第385回:ランドローバーBARがシリーズ制覇!
世界最高峰のヨットレース、アメリカズカップを観戦して

2016.12.12 エディターから一言
アメリカズカップ・ワールドシリーズ最終戦・福岡大会を制したランドローバーBARチーム(中央)。
アメリカズカップ・ワールドシリーズ最終戦・福岡大会を制したランドローバーBARチーム(中央)。

世界最高峰の国際ヨットレース、アメリカズカップのワールドシリーズ最終戦・福岡大会(2016年11月18日~20日)を、ランドローバーBARチームが制覇。これにより、同チームがシリーズ優勝を成し遂げた。決勝は2017年。英国チームは、常勝米国にどこまで迫ることができるか。勝負はがぜん面白くなってきた。

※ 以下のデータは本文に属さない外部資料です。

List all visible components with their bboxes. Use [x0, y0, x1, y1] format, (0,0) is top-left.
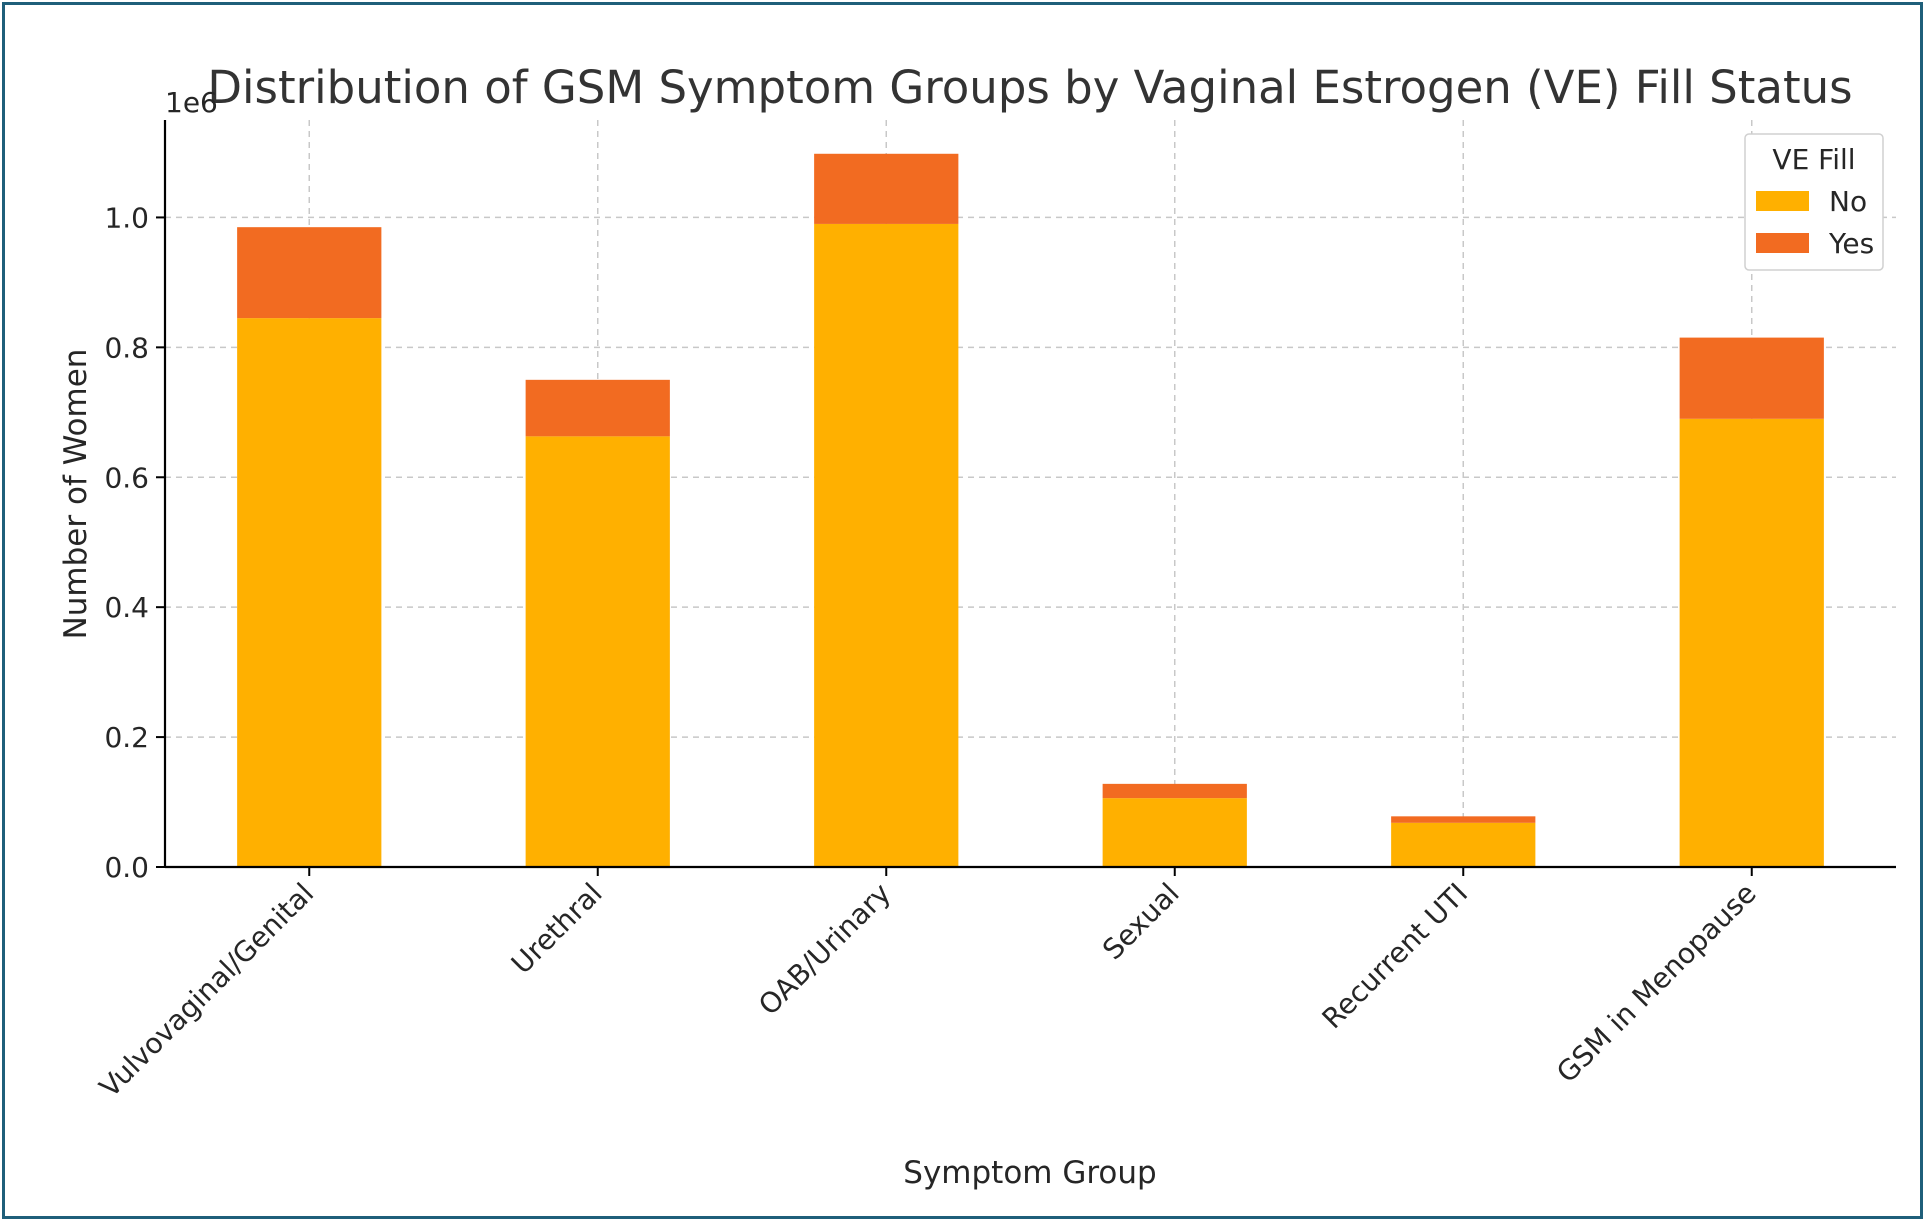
bar-no-2: [814, 223, 959, 868]
bar-yes-2: [814, 153, 959, 224]
legend-title: VE Fill: [1772, 143, 1855, 176]
x-axis-title: Symptom Group: [903, 1155, 1156, 1191]
x-tick-label: GSM in Menopause: [1550, 877, 1763, 1090]
x-tick-label: Urethral: [505, 877, 609, 981]
bar-yes-0: [237, 227, 382, 319]
x-tick-label: Vulvovaginal/Genital: [93, 877, 320, 1104]
grid-layer: [165, 120, 1896, 867]
y-tick-label: 1.0: [104, 201, 149, 234]
axes-layer: [163, 120, 1896, 869]
bar-no-5: [1679, 418, 1824, 867]
chart-title: Distribution of GSM Symptom Groups by Va…: [207, 61, 1852, 114]
bar-yes-5: [1679, 337, 1824, 419]
legend-label-no: No: [1829, 185, 1867, 218]
y-tick-label: 0.2: [104, 721, 149, 754]
x-tick-label: Sexual: [1096, 877, 1186, 967]
legend-label-yes: Yes: [1828, 227, 1874, 260]
y-tick-label: 0.6: [104, 461, 149, 494]
bar-no-3: [1102, 798, 1247, 867]
bar-yes-1: [525, 379, 670, 437]
legend: VE Fill No Yes: [1744, 133, 1884, 271]
x-tick-label: OAB/Urinary: [752, 877, 897, 1022]
y-offset-label: 1e6: [165, 86, 218, 119]
bar-yes-4: [1391, 816, 1536, 823]
bars-layer: [237, 153, 1824, 868]
bar-yes-3: [1102, 783, 1247, 799]
y-tick-label: 0.0: [104, 851, 149, 884]
x-tick-label: Recurrent UTI: [1316, 877, 1475, 1036]
y-tick-label: 0.8: [104, 331, 149, 364]
bar-no-4: [1391, 822, 1536, 867]
bar-no-1: [525, 436, 670, 867]
legend-swatch-no: [1756, 191, 1809, 211]
y-axis-title: Number of Women: [58, 349, 94, 640]
bar-no-0: [237, 318, 382, 867]
y-tick-label: 0.4: [104, 591, 149, 624]
legend-swatch-yes: [1756, 233, 1809, 253]
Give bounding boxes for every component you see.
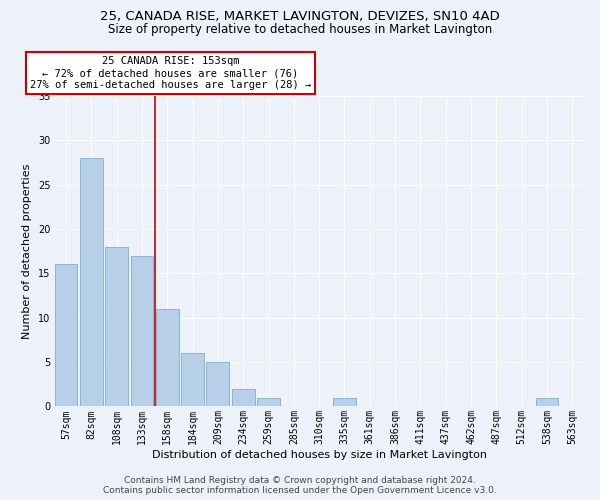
Bar xyxy=(156,309,179,406)
Bar xyxy=(181,353,204,406)
Bar xyxy=(333,398,356,406)
Bar xyxy=(536,398,559,406)
Bar xyxy=(80,158,103,406)
Y-axis label: Number of detached properties: Number of detached properties xyxy=(22,164,32,339)
Text: 25, CANADA RISE, MARKET LAVINGTON, DEVIZES, SN10 4AD: 25, CANADA RISE, MARKET LAVINGTON, DEVIZ… xyxy=(100,10,500,23)
X-axis label: Distribution of detached houses by size in Market Lavington: Distribution of detached houses by size … xyxy=(152,450,487,460)
Bar xyxy=(105,246,128,406)
Bar xyxy=(232,388,254,406)
Text: Size of property relative to detached houses in Market Lavington: Size of property relative to detached ho… xyxy=(108,22,492,36)
Bar xyxy=(257,398,280,406)
Bar xyxy=(206,362,229,406)
Bar xyxy=(131,256,154,406)
Text: Contains HM Land Registry data © Crown copyright and database right 2024.
Contai: Contains HM Land Registry data © Crown c… xyxy=(103,476,497,495)
Bar xyxy=(55,264,77,406)
Text: 25 CANADA RISE: 153sqm
← 72% of detached houses are smaller (76)
27% of semi-det: 25 CANADA RISE: 153sqm ← 72% of detached… xyxy=(29,56,311,90)
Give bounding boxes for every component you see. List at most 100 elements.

アメリカズカップはワンメイクレース。本シリーズはAC45Fという規格のカタマラン(双胴船)で競われた。
アメリカズカップはワンメイクレース。本シリーズはAC45Fという規格のカタマラン(双胴船)で競われた。
ボートの全長は13.45m。骨格はアルミ、ボディーパネルはカーボンファイバー製で重量は1320kg。
ボートの全長は13.45m。骨格はアルミ、ボディーパネルはカーボンファイバー製で重量は1320kg。

なぜ米国が圧倒的に強いのか

世界最高峰のヨットレースにして、サッカー・ワールドカップよりもゴルフの全英オープンよりも古い、世界最古のスポーツトロフィーとして知られるルイヴィトン・アメリカズカップ・ワールドシリーズが福岡市の地行浜(じぎょうはま)で開かれ、ランドローバーBARチームを応援すべく、現地で観戦してきました。結果は皆さんご存じのとおり、土曜日に3レース、日曜日に3レースを行う今回の戦いにおいて、ランドローバーBARは見事優勝! 次のステップであるルイヴィトン・アメリカズカップ・クオリファイアーズへ有利な条件で進出することが決まりました。

アメリカズカップは日本初開催、アジア初開催です。ヨットファンには言わずもがなでしょうが、アメリカズカップはアメリカ合衆国が開催するヨットレースということではありません。今から165年前の1851年、英国が第1回万博開催を記念し、ワイト島を1周するレースを開催したのですが、多くの英国チームに交じって米国からのチームが「アメリカ号」で参戦しました。レースでは、そのお客さん的に参戦した米国のチームが見事優勝、トロフィーを合衆国へ持ち帰りました。その偉業をたたえ、このレースはアメリカズカップと名付けられたのです。アメリカ号のカップということですね。

以来、数年ごとに開かれるレースで毎回米国チームが勝利し、1983年に豪州チームが勝利するまで、132年間、米国がトロフィーを守り続けたのです。ちなみに、これ以外に米国以外が勝利した例は、95年のニュージーランドだけです。圧倒的に米国が強い。なぜか。実力が優れているというのは大前提として、加えてチャンピオンが次の大会の開催権を得て、ルールやヨットの規格を決められるという特権があることも大きいのではないでしょうか。